Donald Trump a suggéré que certaines des sanctions pourraient être levées en échange d’une coopération sur les armes nucléaires et l’Etat islamique. Mais les ambitions de Vladimir Poutine sont bien plus grandes. Mis à part les rumeurs sensationnelles du « Dossier Trump », il est peu probable que le Kremlin pense vraiment pouvoir contrôler le Président des Etats-Unis. Mais ce que cherche Vladimir Poutine est très clair : un nouveau Yalta qui légitime la domination de la Russie sur l’Europe de l’Est, une reconnaissance de son annexion de la Crimée et la levée de toutes les sanctions.

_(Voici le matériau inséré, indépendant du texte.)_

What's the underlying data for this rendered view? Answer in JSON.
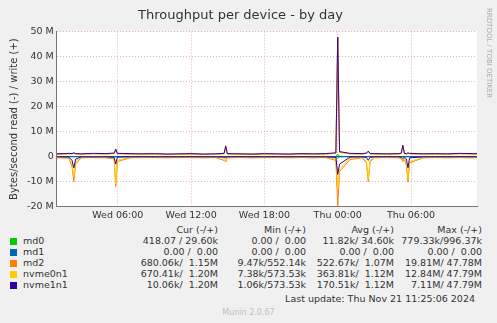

De son côté, Vladimir Poutine doit encore formuler une contre-proposition pertinente qui portera très certainement sur la levée des sanctions alimentaires en représailles, ce qui, dans tous les cas, toucherait grandement l’Europe. Et, en vérité, la Russie n’a d’autre chose à offrir aux Etats-Unis que des propositions négatives. Elle peut promettre d’arrêter d’interférer dans les élections en Europe, mais cela n’a que peu d’importance pour ce président des plus étroits d’esprit. Elle peut être moins un obstacle à la politique américaine au Moyen-Orient, ou suspendre des initiatives qui pourraient être problématiques, telles que le soutien au chef de guerre rebelle libyen, Khalifa Haftar.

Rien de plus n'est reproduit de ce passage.